El 30 de mayo, dos semanas después de la boda, se celebró en París una fiesta pública de cierre, con fuegos artificiales organizados en la plaza de la Concordia, entonces llamada plaza Luis XV. Miles acudieron al lugar. Familias, trabajadores, vendedores, mujeres con niños en brazos. La multitud esperaba un espectáculo majestuoso, pero algo falló. Un estallido extemporáneo provocó una estampida. Las maderas ardieron. Murieron al menos 130 personas, aunque algunas fuentes contabilizaron más. Cuerpos quemados, pisoteados, desaparecidos entre el humo.

La celebración de la nueva reina terminó ensombrecida por las vidas que se cobró la tragedia.

Aquel incidente, minimizado por la corte, fue el primer síntoma del abismo que crecía entre la opulencia de Versalles y el pueblo llano. Y aunque María Antonieta no tuvo ninguna responsabilidad directa, su nombre ya estaba ligado a un festejo manchado de sangre.

Frivolidad y juegos en el jardín

Durante años, lo que no ocurrió en la alcoba nupcial se compensó con una vida cortesana poblada de distracciones. María Antonieta, sin hijos ni funciones políticas, encontró en la rutina palaciega de Versalles una válvula de escape. A falta de intimidad con su esposo, cultivó un círculo de amistades cercanas y convirtió los espacios de la corte en escenarios de diversión.

La joven delfina se entregó a los juegos, a la música y a las excentricidades de la moda. Pasaba horas construyendo su tocado, un entramado complejo y voluminoso. Tan exagerado, que su propio hermano José, emperador de Austria, lo criticó sin diplomacia:

“Demasiado ligero para sostener una corona”, sentenció.

La directora de cine Sofia Coppola recreó a María Antonieta y sus extravagancias

Los días transcurrían entre la práctica del arpa, su instrumento predilecto, y largas sesiones de juegos con sus damas, sus cuñados y sus amigos íntimos. El conde de Artois, hermano del delfín, se volvió un compañero inseparable. Cada día le organizaba nuevas actividades: mascaradas, conciertos, bailes o cualquier forma de entretenimiento que hiciera olvidar la tensión que crecía en torno a su imagen.

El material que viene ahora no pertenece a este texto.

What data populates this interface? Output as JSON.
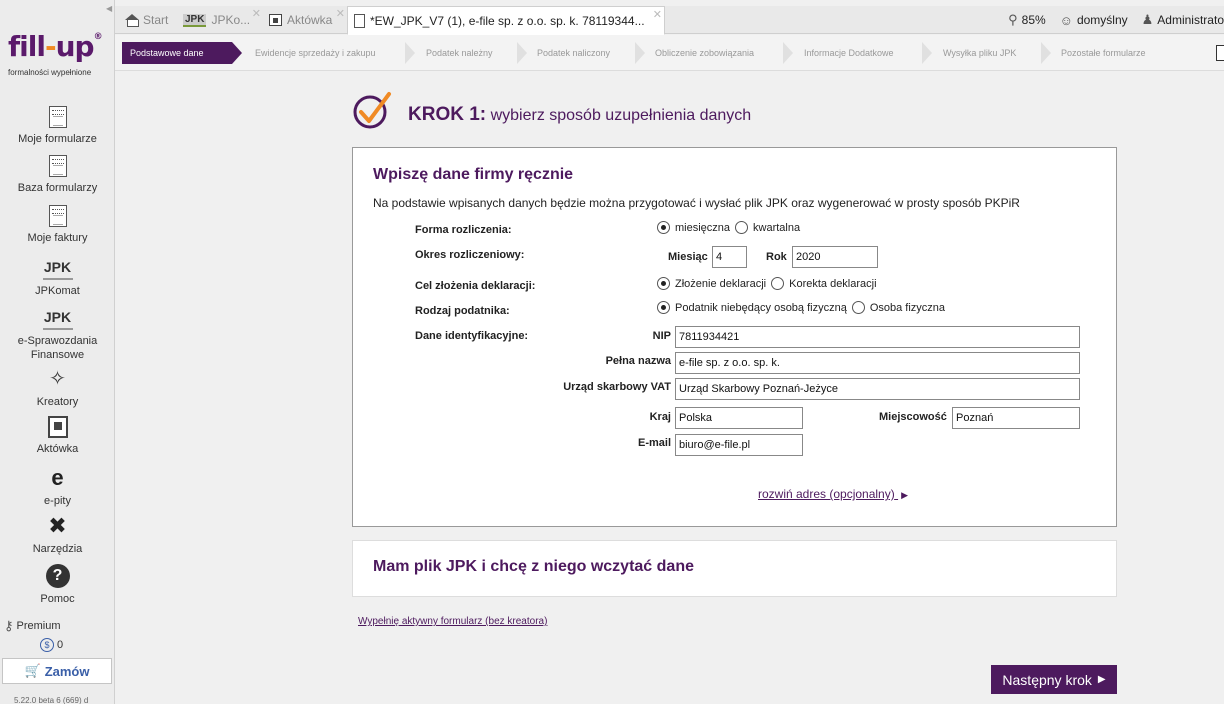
{
  "topbar": {
    "tabs": [
      {
        "label": "Start",
        "icon": "home-icon"
      },
      {
        "label": "JPKo...",
        "icon": "jpk-icon"
      },
      {
        "label": "Aktówka",
        "icon": "briefcase-icon"
      },
      {
        "label": "*EW_JPK_V7 (1), e-file sp. z o.o. sp. k. 78119344...",
        "icon": "document-icon"
      }
    ],
    "zoom": "85%",
    "profile": "domyślny",
    "user": "Administrato"
  },
  "sidebar": {
    "logo_main": "fill",
    "logo_dash": "-",
    "logo_end": "up",
    "logo_reg": "®",
    "logo_tagline": "formalności wypełnione",
    "items": [
      {
        "label": "Moje formularze",
        "icon": "forms-icon"
      },
      {
        "label": "Baza formularzy",
        "icon": "forms-base-icon"
      },
      {
        "label": "Moje faktury",
        "icon": "invoice-icon"
      },
      {
        "label": "JPKomat",
        "icon": "jpk-icon",
        "icon_text": "JPK"
      },
      {
        "label": "e-Sprawozdania Finansowe",
        "icon": "jpk-icon",
        "icon_text": "JPK"
      },
      {
        "label": "Kreatory",
        "icon": "wand-icon"
      },
      {
        "label": "Aktówka",
        "icon": "briefcase-icon"
      },
      {
        "label": "e-pity",
        "icon": "e-pity-icon",
        "icon_text": "e"
      },
      {
        "label": "Narzędzia",
        "icon": "tools-icon"
      },
      {
        "label": "Pomoc",
        "icon": "help-icon",
        "icon_text": "?"
      }
    ],
    "premium": "Premium",
    "coins": "0",
    "order": "Zamów",
    "version": "5.22.0 beta 6 (669) d"
  },
  "steps": [
    "Podstawowe dane",
    "Ewidencje sprzedaży i zakupu",
    "Podatek należny",
    "Podatek naliczony",
    "Obliczenie zobowiązania",
    "Informacje Dodatkowe",
    "Wysyłka pliku JPK",
    "Pozostałe formularze"
  ],
  "main": {
    "step_prefix": "KROK 1:",
    "step_title": "wybierz sposób uzupełnienia danych",
    "manual": {
      "heading": "Wpiszę dane firmy ręcznie",
      "description": "Na podstawie wpisanych danych będzie można przygotować i wysłać plik JPK oraz wygenerować w prosty sposób PKPiR",
      "forma_label": "Forma rozliczenia:",
      "forma_opt1": "miesięczna",
      "forma_opt2": "kwartalna",
      "okres_label": "Okres rozliczeniowy:",
      "miesiac_label": "Miesiąc",
      "miesiac_value": "4",
      "rok_label": "Rok",
      "rok_value": "2020",
      "cel_label": "Cel złożenia deklaracji:",
      "cel_opt1": "Złożenie deklaracji",
      "cel_opt2": "Korekta deklaracji",
      "rodzaj_label": "Rodzaj podatnika:",
      "rodzaj_opt1": "Podatnik niebędący osobą fizyczną",
      "rodzaj_opt2": "Osoba fizyczna",
      "dane_label": "Dane identyfikacyjne:",
      "nip_label": "NIP",
      "nip_value": "7811934421",
      "nazwa_label": "Pełna nazwa",
      "nazwa_value": "e-file sp. z o.o. sp. k.",
      "urzad_label": "Urząd skarbowy VAT",
      "urzad_value": "Urząd Skarbowy Poznań-Jeżyce",
      "kraj_label": "Kraj",
      "kraj_value": "Polska",
      "miejscowosc_label": "Miejscowość",
      "miejscowosc_value": "Poznań",
      "email_label": "E-mail",
      "email_value": "biuro@e-file.pl",
      "expand_link": "rozwiń adres (opcjonalny)"
    },
    "jpk_file_heading": "Mam plik JPK i chcę z niego wczytać dane",
    "no_wizard_link": "Wypełnię aktywny formularz (bez kreatora)",
    "next_button": "Następny krok"
  }
}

La Galería de los Espejos, donde había dado el “sí” ceremonial, fue reconvertida en casino. Fue allí donde María Antonieta descubrió el lansquenet, un juego de cartas que se volvería su predilecto. Lo aprendió durante el banquete nupcial y desde entonces fue parte habitual de sus tardes. No era la única que participaba. Se formó a su alrededor una pequeña camarilla que, aprovechando su gusto por la diversión, supo ganarse su favor y posición, aun a costa de socavar su figura pública.

Un trabajador instala una silla en el Salón de los Espejos (Galerie des Glaces) en el Château de Versailles (Palacio de Versalles), en 2020 (REUTERS/Gonzalo Fuentes)

Sin haber consumado aún su matrimonio, pero con la corte girando a su alrededor, la futura reina era vista como un símbolo de renovación. Sin embargo, el tiempo empezó a jugar en su contra. No llegaban los hijos, el trono aún no era suyo, y mientras tanto, su imagen comenzaba a precipitarse por su frivolidad, derroche y vida demasiado festiva.

El fin de Luis XV y el miedo al poder

Aunque en vida lo llamaron le Bien-Aimé, “el Amado”, el rey Luis XV llegó a su fin en soledad.

Todo comenzó el 26 de abril de 1774, cuando el monarca visitó el Petit Trianon acompañado por madame Du Barry, su última amante. Al día siguiente, despertó con dolores, pero, obstinado, insistió en salir a cazar. Esa noche, sintiéndose mal, se acostó sin cenar. A la mañana siguiente su estado empeoró.

Aquel hombre de 64 años, tras 59 de reinado, fue trasladado a Versalles con un pretexto:—Versalles es el lugar para estar enfermo —ordenó.

Lo instalaron en su dormitorio, pero no en la cama real, sino en una cama de campaña, rodeado de una multitud de médicos y especialistas que debatían sobre diagnósticos y tratamientos mientras el tiempo se deslizaba por las baldosas del palacio.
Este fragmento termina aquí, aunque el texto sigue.